Orta Doğu’daki dengeler yerine, belki Orta Doğu’daki dengesizlikler ifadesi daha da yerinde olabilir. Ben Orta Doğudaki bu karışıklıklara çok daha değişik bir yönden bakmak istiyorum. Zira, bugün Dünya’ya şekil vermeğe çalışan süper güçlerin ağızlarından eksik etmedikleri demokrasi kavramına rağmen; Orta Doğu’da gerçek anlamda barış ve demokrasi istediklerini hiç tahmin etmiyorum. Benim kanaatime göre alabildiğine karıştırmak istedikleri açıkça ortadadır. Tarihsel olarak incelendiği zaman da, Orta Doğu her zaman kaos’un merkezi olmuştur. Sadece ve sadece, Osmanlı döneminde 4 yüzyıl barış içinde olmalarına karşın, her ortamda, Osmanlıların kendilerini sömürdüğünü ifade etmektedirler. Tarihsel olarak karışıklıkların hüküm sürdüğü bu coğrafya’ya; Henri Wilhelm August Deterding(1886-1939) ile birlikte, kapkara kaderine ilâve olarak, kara petrolün karası da ilâve olmuştur. Deterding Dünyadaki tüm petrol sahalarını tespit etmiştir ve ondan sonra ise, Dünyadaki savaşlar ve süper güçlerin hükümranlıkları ona göre ortaya çıkmıştır. Şu anda Dünyada bilinen petrol ve doğal gaz kaynaklarının % 60’ının Orta doğuda oluşu, süper güçlerin iştahını kabartmakta ve açıkça ifade etmek gerekir ise, bu kaynakları düşündükçe de salyaları akmaktadır. Kendilerince Allah’ın bir nimeti olarak ihsan edilmiş olan bu kaynaklar, onların için rengi gibi kara kaderleri olarak ortaya çıkmaktadır. Orta Doğu’dan petrolü aldığınız zaman geriye, yoksul, fakir, hâlâ orta çağ zihniyetinde yaşayan topluluklar ortaya çıkmaktadır. Petrol bitince de yine Dünyanın gelişmemiş ülkeleri arasında yer alacaklardır. Çünkü tüm zenginlik kralların, şeyhlerin saltanatına gitmekte ve bu kısır döngüden kurtulmaları mümkün değildir.

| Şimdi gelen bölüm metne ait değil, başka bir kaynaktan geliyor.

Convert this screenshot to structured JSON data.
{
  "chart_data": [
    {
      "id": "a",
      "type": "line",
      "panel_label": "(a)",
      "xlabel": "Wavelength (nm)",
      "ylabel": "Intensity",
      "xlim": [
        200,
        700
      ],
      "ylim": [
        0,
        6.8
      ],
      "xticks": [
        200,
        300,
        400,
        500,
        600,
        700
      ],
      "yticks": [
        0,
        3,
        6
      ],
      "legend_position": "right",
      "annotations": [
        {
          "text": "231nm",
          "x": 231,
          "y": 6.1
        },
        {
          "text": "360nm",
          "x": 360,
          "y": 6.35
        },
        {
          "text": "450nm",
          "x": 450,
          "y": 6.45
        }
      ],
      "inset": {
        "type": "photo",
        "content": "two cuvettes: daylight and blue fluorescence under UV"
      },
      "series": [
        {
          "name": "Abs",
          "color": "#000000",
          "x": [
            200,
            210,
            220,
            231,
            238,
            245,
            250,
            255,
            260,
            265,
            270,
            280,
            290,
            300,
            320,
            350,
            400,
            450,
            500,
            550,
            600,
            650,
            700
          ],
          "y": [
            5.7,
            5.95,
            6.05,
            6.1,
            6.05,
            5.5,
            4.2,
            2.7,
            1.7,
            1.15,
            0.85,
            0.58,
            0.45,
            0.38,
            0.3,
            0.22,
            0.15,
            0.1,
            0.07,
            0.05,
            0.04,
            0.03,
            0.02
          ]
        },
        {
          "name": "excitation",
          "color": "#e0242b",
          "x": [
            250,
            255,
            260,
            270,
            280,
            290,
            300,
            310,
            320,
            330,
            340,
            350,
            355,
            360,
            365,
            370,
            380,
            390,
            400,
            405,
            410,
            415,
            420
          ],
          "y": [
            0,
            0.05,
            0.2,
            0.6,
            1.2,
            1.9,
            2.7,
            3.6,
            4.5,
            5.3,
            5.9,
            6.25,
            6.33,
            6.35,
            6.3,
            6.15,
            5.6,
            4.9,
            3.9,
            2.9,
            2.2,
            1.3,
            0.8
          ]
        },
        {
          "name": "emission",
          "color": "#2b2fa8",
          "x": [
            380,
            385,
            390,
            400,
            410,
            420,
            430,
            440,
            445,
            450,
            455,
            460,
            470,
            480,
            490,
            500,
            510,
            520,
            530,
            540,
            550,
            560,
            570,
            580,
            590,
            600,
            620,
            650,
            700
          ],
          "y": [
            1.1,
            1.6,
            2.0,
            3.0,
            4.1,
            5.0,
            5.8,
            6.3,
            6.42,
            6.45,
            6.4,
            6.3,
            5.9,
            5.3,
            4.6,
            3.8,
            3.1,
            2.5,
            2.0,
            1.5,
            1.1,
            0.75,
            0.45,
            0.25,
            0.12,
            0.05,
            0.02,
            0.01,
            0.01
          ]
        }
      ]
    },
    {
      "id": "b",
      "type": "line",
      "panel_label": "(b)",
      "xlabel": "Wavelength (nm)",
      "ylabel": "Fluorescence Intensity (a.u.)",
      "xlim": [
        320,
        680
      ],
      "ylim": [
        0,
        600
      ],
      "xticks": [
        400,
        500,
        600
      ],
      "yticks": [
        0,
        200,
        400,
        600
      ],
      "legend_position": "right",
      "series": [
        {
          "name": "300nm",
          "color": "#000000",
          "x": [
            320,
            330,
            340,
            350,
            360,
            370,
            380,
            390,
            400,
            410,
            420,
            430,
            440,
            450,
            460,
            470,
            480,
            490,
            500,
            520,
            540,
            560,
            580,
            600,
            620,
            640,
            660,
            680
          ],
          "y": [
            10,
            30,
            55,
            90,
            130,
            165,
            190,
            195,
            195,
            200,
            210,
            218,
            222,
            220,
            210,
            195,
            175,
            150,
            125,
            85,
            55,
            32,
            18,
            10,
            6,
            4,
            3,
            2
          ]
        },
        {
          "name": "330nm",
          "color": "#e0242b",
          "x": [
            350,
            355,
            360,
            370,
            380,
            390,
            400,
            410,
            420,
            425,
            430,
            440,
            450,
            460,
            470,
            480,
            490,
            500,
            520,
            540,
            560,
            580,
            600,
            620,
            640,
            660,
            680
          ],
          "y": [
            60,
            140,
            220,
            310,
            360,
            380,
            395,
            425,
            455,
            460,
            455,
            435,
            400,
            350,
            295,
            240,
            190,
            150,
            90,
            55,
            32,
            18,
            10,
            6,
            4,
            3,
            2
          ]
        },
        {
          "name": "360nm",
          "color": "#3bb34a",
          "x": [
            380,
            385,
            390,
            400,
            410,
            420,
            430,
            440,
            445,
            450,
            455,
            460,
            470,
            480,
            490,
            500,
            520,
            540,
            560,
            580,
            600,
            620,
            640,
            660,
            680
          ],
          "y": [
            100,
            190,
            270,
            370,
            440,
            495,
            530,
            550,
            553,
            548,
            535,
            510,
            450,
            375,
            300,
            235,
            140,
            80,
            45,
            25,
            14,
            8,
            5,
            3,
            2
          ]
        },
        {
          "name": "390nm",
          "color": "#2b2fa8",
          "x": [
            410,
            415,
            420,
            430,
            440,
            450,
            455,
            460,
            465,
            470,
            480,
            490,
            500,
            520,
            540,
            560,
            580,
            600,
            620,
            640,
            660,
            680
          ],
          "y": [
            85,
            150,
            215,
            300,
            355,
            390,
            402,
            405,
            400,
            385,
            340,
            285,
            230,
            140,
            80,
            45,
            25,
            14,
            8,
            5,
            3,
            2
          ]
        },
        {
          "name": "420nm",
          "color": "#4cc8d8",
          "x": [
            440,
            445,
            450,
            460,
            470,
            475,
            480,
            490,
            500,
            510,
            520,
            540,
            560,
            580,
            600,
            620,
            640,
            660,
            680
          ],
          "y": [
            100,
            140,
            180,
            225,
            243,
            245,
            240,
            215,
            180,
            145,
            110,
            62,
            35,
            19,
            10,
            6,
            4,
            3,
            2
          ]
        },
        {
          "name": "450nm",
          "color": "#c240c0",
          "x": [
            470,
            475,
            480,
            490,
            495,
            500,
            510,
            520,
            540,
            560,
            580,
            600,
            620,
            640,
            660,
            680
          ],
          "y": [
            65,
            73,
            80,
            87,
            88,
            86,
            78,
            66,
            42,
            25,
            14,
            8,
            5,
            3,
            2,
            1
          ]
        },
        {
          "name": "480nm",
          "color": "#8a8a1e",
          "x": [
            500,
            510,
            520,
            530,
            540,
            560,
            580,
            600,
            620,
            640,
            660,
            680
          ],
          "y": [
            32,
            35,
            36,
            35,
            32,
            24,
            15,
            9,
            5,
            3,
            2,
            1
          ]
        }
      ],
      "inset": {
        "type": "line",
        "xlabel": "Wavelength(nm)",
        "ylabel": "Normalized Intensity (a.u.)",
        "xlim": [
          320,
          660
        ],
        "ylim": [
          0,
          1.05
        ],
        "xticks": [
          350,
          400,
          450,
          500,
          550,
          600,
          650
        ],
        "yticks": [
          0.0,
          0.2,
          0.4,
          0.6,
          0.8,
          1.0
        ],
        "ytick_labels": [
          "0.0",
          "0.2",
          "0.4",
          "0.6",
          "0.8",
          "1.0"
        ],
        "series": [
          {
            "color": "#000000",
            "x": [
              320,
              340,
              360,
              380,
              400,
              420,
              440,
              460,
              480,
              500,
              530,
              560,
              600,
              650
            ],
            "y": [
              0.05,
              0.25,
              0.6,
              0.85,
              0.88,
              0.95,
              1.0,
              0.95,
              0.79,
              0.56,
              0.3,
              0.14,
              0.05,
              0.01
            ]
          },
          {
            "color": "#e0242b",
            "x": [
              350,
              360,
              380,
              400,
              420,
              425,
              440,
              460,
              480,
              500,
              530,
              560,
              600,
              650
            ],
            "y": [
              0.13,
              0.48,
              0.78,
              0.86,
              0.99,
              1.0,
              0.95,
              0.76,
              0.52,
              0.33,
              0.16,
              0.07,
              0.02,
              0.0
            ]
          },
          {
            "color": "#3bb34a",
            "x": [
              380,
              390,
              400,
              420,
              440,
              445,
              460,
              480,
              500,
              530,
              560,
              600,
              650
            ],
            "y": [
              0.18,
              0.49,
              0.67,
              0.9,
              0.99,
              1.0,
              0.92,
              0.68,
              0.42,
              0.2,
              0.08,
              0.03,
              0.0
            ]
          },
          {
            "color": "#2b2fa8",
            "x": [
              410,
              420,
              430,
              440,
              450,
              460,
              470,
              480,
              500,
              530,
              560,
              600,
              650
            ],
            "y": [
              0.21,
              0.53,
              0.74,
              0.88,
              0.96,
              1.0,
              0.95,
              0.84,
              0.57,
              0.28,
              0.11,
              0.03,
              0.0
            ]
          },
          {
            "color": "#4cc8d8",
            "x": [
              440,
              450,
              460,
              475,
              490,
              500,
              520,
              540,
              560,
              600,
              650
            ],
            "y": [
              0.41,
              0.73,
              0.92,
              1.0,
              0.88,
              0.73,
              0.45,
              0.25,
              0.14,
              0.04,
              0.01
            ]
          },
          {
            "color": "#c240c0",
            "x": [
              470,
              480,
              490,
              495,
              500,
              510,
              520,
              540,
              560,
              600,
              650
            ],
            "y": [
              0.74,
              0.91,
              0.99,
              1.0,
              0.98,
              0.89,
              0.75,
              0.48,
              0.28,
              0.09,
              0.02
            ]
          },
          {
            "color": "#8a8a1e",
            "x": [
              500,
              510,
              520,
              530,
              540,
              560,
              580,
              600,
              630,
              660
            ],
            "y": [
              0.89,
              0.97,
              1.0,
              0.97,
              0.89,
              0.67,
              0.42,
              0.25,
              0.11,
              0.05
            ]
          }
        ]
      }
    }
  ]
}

Her zaman yazıyorum ve yine yazacağım. Orta Doğu’daki dökülen kan Müslüman kanıdır. Çok garip bir durum ki, petrolün verdiği zenginlikle, gelişmiş ülkelerden aldıkları silahlarla birbirlerini öldürme çabası içindedirler. Öldürülen Allah’u Ekber demekte; öldüren de Allah’u Ekber diyerek öldürmektedir. Bana göre bu insanların beyinlerini toplasanız bir incir çekirdeğine sığacak ve daha da boş yer kalacaktır. Din, mezhep, tarikat ayrımları çok ileriye derecededir. Her zaman dile getirdiğim de utandığım husus ise, Orta Doğu’daki bu halklar kendi aralarındaki sorunların çözümünde, Hıristiyan olan batılılardan yardım istemektedirler. Tüm petrol kaynaklarına göz dikmiş olan, batılılar onlara niçin yardım etsin ki! Evet, yardım ediyorum lâfıyla, demokrasi havarisi pozunda; tavşana kaç, tazıya tut demekte, birbirlerini öldürmelerinden zevk alarak, olanları temaşa ile seyretmektedirler.
Ülkemizde çok acayip anlayışı da dile getirmek isterim. Sözde, ABD bizim kadim müttefikimiz imiş. Bir zamanlar, Amerikalılar bizlerin kan kardeşi idi. Şunu açıkça ifade etmek gerekir ki, ABD bizim kan kardeşimiz de değil, bizim düşmanımız da değildir. Dünya dış siyaseti her zaman kaygan bir zemindir. İşlerine geldiği ölçüde, doksan derece, yüz seksen derece, iki yüz yetmişderece veya üç yüz altmış derece dönüşlere rastlanır. Onun için ilişkilerde devamlı olarak ihtiyatlı davranmak ve her ihtimali göz önünde tutmak gereği vardır. Emperyalizmin şekil değiştirdiği günümüzde, dış siyasetimizi de buna göre yapılandırmamız gereği vardır. Bunun içinde, iç barışımızı tesis etmemiz gereği ortadadır. Bu emperyalist ülkelerin iç siyasetimize de karıştıkları ortadadır. Fethullah Gülen’in bir ABD projesi olduğunu söylemek, bir zamanlar suç idi. Aklımızı başımıza toplama zamanı geldi geçmektedir. Saygılarımla.